We have read and reviewed the article entitled “Short-Term Changes in Choroidal Thickness After Aflibercept Therapy for Neovascular Age-Related Macular Degeneration,” by Koizumi and associates, with interest. Choroidal thickness (CT) was analyzed in 102 eyes of 102 patients with treatment-naïve neovascular age-related macular degeneration (AMD) using either swept-source optical coherence tomography (OCT) or enhanced-depth imaging OCT. All 102 eyes underwent injections of 2.0 mg intravitreal aflibercept for 3 consecutive months: at baseline, month 1, and month 2.

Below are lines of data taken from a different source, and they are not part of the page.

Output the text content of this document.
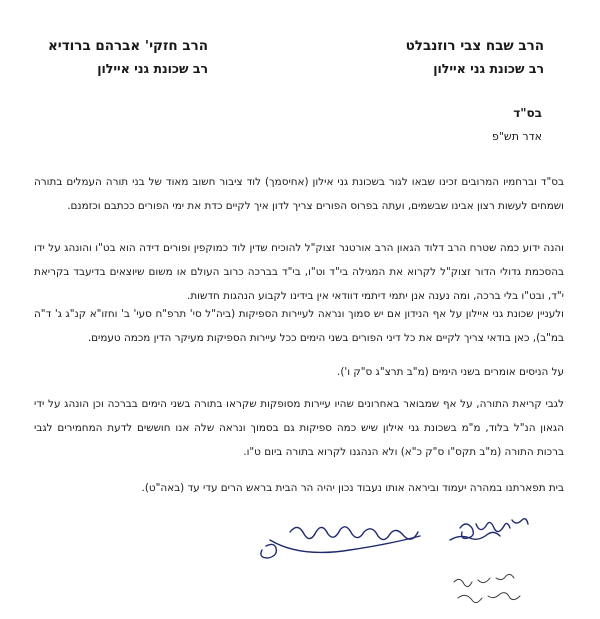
הרב שבח צבי רוזנבלט
רב שכונת גני איילון
הרב חזקי' אברהם ברודיא
רב שכונת גני איילון
בס"ד
אדר תש"פ
בס"ד וברחמיו המרובים זכינו שבאו לגור בשכונת גני אילון (אחיסמך) לוד ציבור חשוב מאוד של בני תורה העמלים בתורה ושמחים לעשות רצון אבינו שבשמים, ועתה בפרוס הפורים צריך לדון איך לקיים כדת את ימי הפורים ככתבם וכזמנם.
והנה ידוע כמה שטרח הרב דלוד הגאון הרב אורטנר זצוק"ל להוכיח שדין לוד כמוקפין ופורים דידה הוא בט"ו והונהג על ידו בהסכמת גדולי הדור זצוק"ל לקרוא את המגילה בי"ד וט"ו, בי"ד בברכה כרוב העולם או משום שיוצאים בדיעבד בקריאת י"ד, ובט"ו בלי ברכה, ומה נענה אנן יתמי דיתמי דוודאי אין בידינו לקבוע הנהגות חדשות.
ולעניין שכונת גני איילון על אף הנידון אם יש סמוך ונראה לעיירות הספיקות (ביה"ל סי' תרפ"ח סעי' ב' וחזו"א קנ"ג ג' ד"ה במ"ב), כאן בודאי צריך לקיים את כל דיני הפורים בשני הימים ככל עיירות הספיקות מעיקר הדין מכמה טעמים.
על הניסים אומרים בשני הימים (מ"ב תרצ"ג ס"ק ו').
לגבי קריאת התורה, על אף שמבואר באחרונים שהיו עיירות מסופקות שקראו בתורה בשני הימים בברכה וכן הונהג על ידי הגאון הנ"ל בלוד, מ"מ בשכונת גני אילון שיש כמה ספיקות גם בסמוך ונראה שלה אנו חוששים לדעת המחמירים לגבי ברכות התורה (מ"ב תקס"ו ס"ק כ"א) ולא הנהגנו לקרוא בתורה ביום ט"ו.
בית תפארתנו במהרה יעמוד וביראה אותו נעבוד נכון יהיה הר הבית בראש הרים עדי עד (באה"ט).
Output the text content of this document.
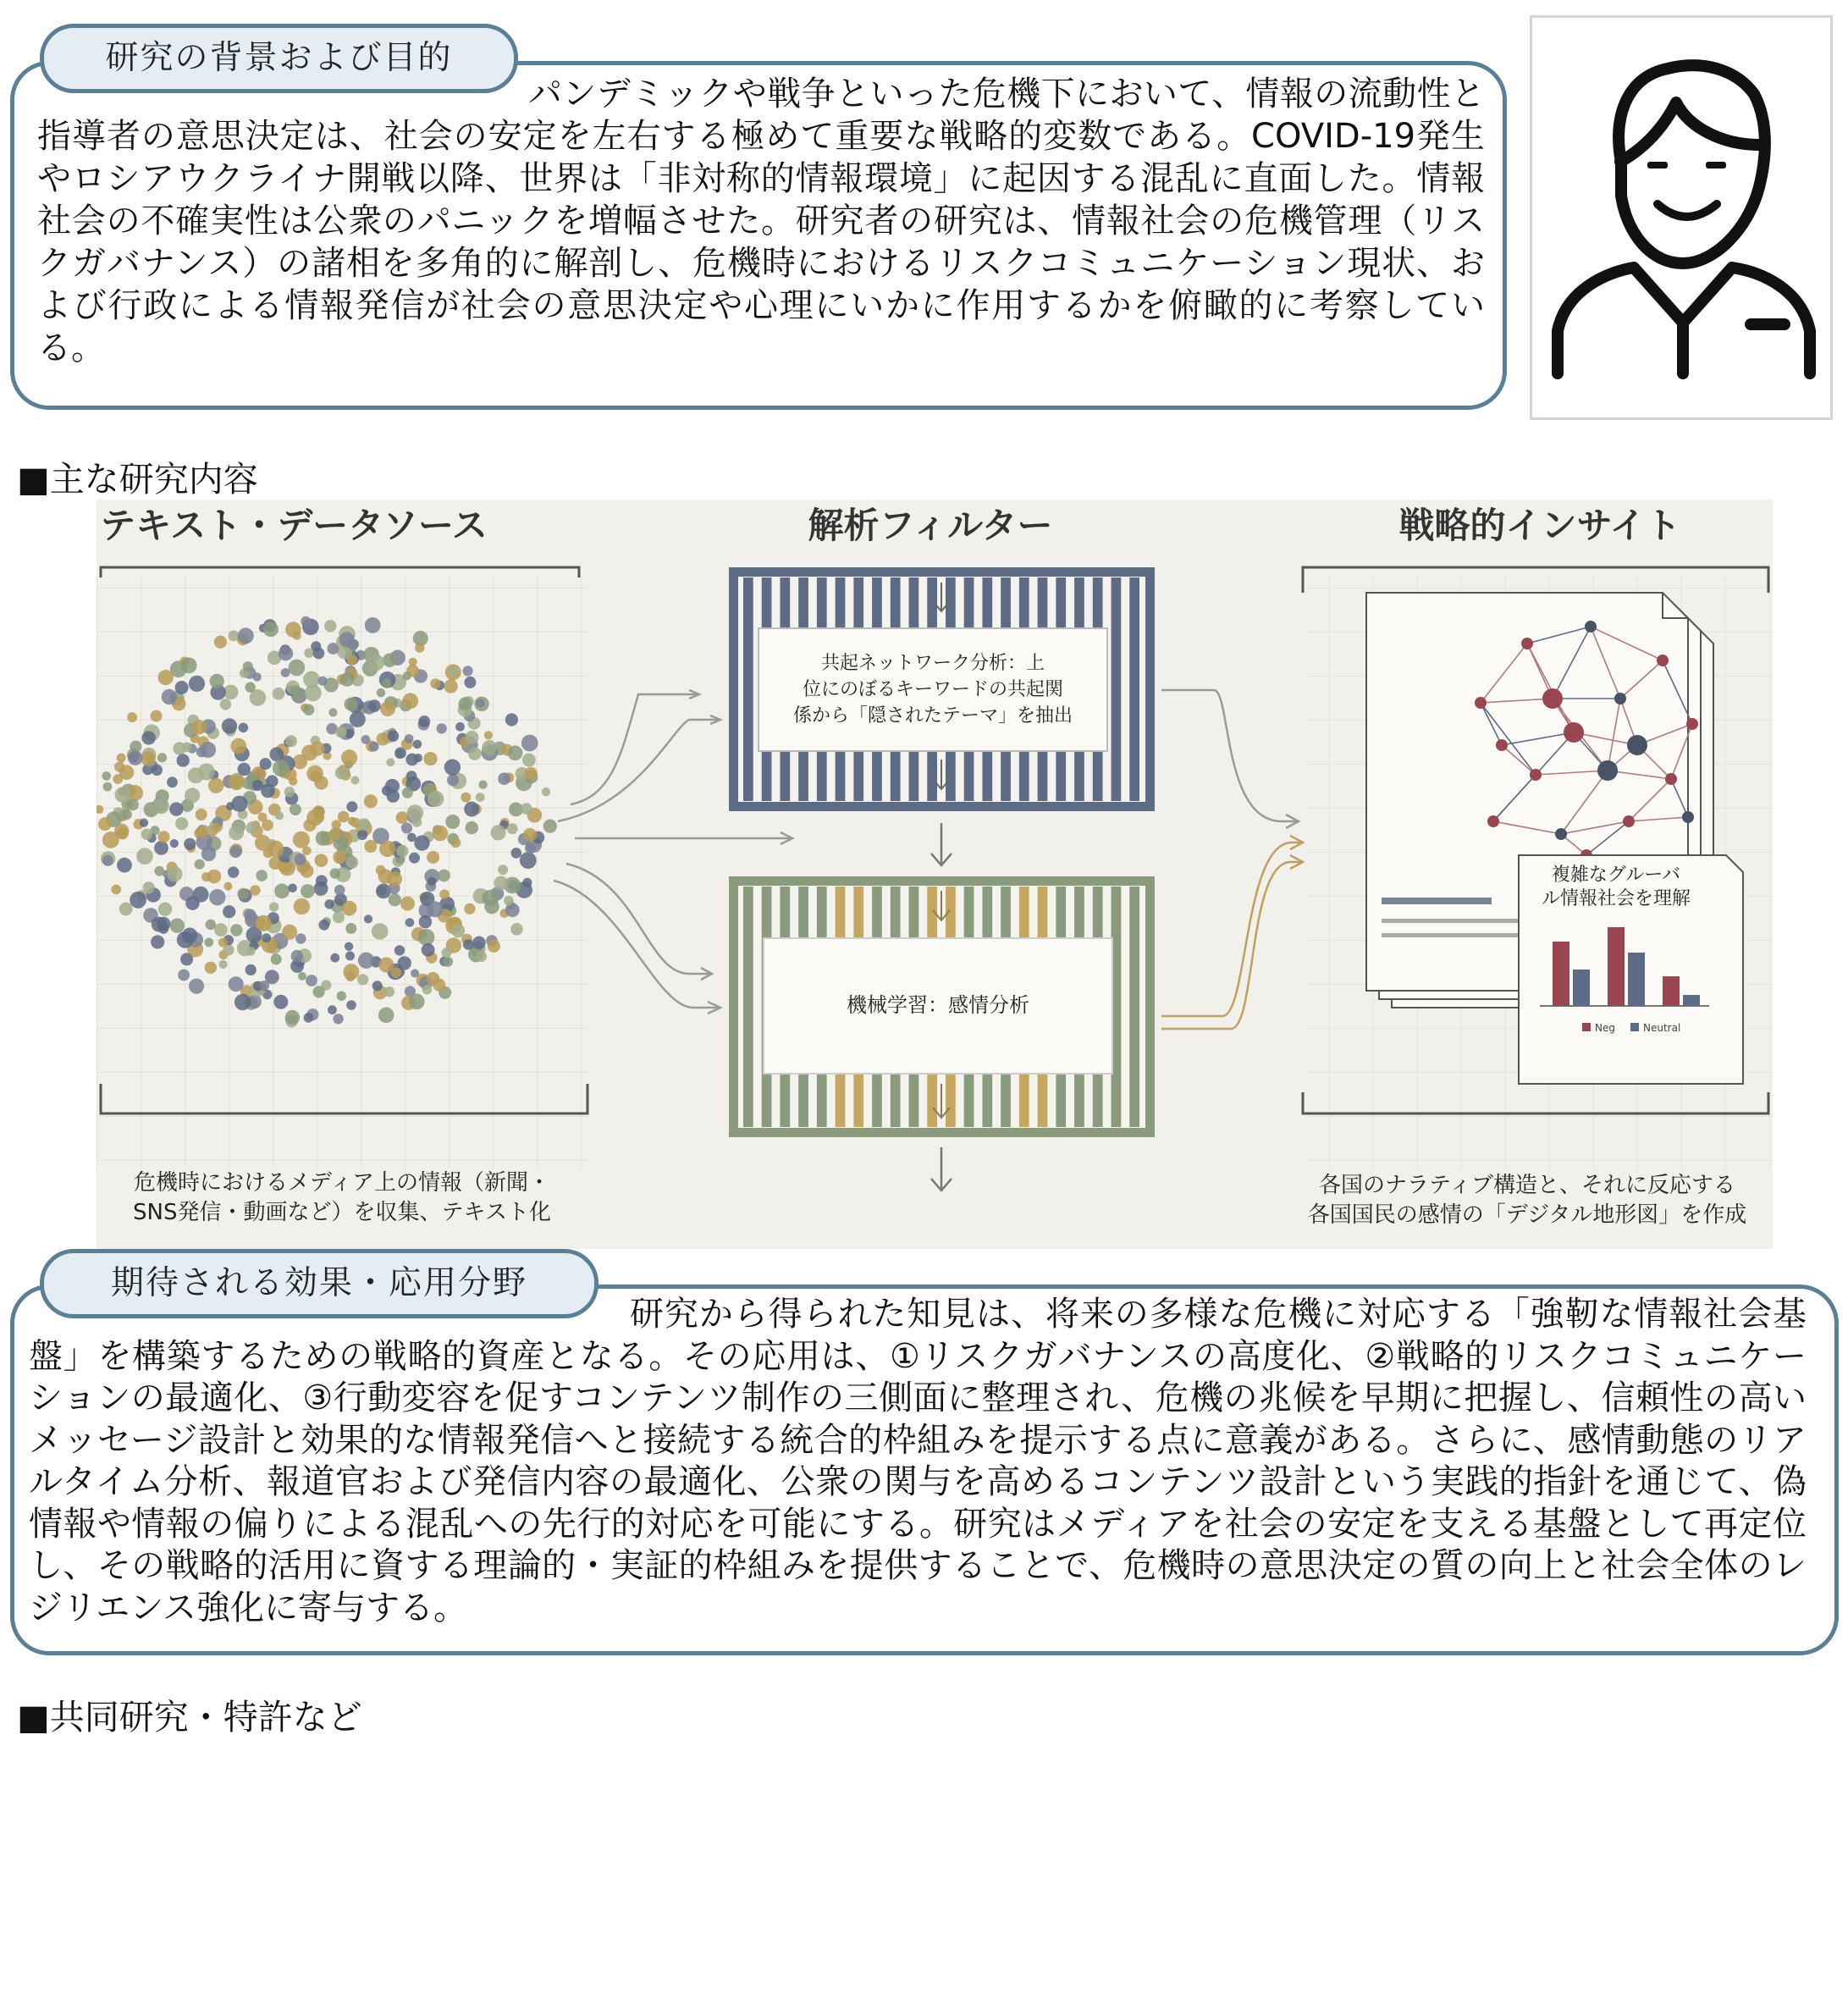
研究の背景および目的
パンデミックや戦争といった危機下において、情報の流動性と指導者の意思決定は、社会の安定を左右する極めて重要な戦略的変数である。COVID-19発生やロシアウクライナ開戦以降、世界は「非対称的情報環境」に起因する混乱に直面した。情報社会の不確実性は公衆のパニックを増幅させた。研究者の研究は、情報社会の危機管理（リスクガバナンス）の諸相を多角的に解剖し、危機時におけるリスクコミュニケーション現状、および行政による情報発信が社会の意思決定や心理にいかに作用するかを俯瞰的に考察している。
■主な研究内容
テキスト・データソース	解析フィルター	戦略的インサイト
共起ネットワーク分析：上
位にのぼるキーワードの共起関
係から「隠されたテーマ」を抽出
機械学習：感情分析
複雑なグルーバ
ル情報社会を理解
Neg	Neutral
危機時におけるメディア上の情報（新聞・
SNS発信・動画など）を収集、テキスト化
各国のナラティブ構造と、それに反応する
各国国民の感情の「デジタル地形図」を作成
期待される効果・応用分野
研究から得られた知見は、将来の多様な危機に対応する「強靭な情報社会基盤」を構築するための戦略的資産となる。その応用は、①リスクガバナンスの高度化、②戦略的リスクコミュニケーションの最適化、③行動変容を促すコンテンツ制作の三側面に整理され、危機の兆候を早期に把握し、信頼性の高いメッセージ設計と効果的な情報発信へと接続する統合的枠組みを提示する点に意義がある。さらに、感情動態のリアルタイム分析、報道官および発信内容の最適化、公衆の関与を高めるコンテンツ設計という実践的指針を通じて、偽情報や情報の偏りによる混乱への先行的対応を可能にする。研究はメディアを社会の安定を支える基盤として再定位し、その戦略的活用に資する理論的・実証的枠組みを提供することで、危機時の意思決定の質の向上と社会全体のレジリエンス強化に寄与する。
■共同研究・特許など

The authors demonstrated that the mean baseline subfoveal CT decreased from 252.0 ± 99.7 μm to 217.9 ± 95.6 μm at month 3, after intravitreal aflibercept injections. In addition, the mean CT measurements done 3 mm away from the foveal center in the superior, inferior, temporal, and nasal directions showed significant reductions. We would like to ask for further details, and contribute to the paper.
We realized that the axial length (AL) and intraocular pressure (IOP) measurements of the participants were not analyzed in the study. Axial length and IOP were shown to have significant effects on CT. Sanchez-Cano and associates demonstrated a strong negative correlation between subfoveal AL and CT in healthy adults. Additionally, Saeedi and associates showed a negative correlation between IOP and mean CT. On the other hand, we have anticipated that intravitreal aflibercept injections may affect CT by increasing IOP, since it has already been demonstrated in the literature that aflibercept may significantly increase IOP. Therefore, AL and IOP measurements should be taken into consideration while analyzing CT in such studies.
Another important issue is the diurnal variation of CT. Usui and associates demonstrated that diurnal variation of CT might be up to 65 μm. Therefore it should be expected that physiologic fluctuation of CT might affect test measurement results and statistical analyses. We suggest performing OCT measurements along with preoperative and postoperative follow-up examinations at the same time, and at certain time periods of the day.
In addition, various local or systemic physiological/pathologic conditions affect CT. We wonder whether the authors evaluated the participants of this study for systemic diseases (diabetes mellitus, hypertension, hyperlipidemia, etc), medications used previously, and body mass index, as well as for sleeping and exercise status and for consuming of alcohol and beverages with or without caffeine before OCT testing. We are also curious about the systemic blood pressure measurement results.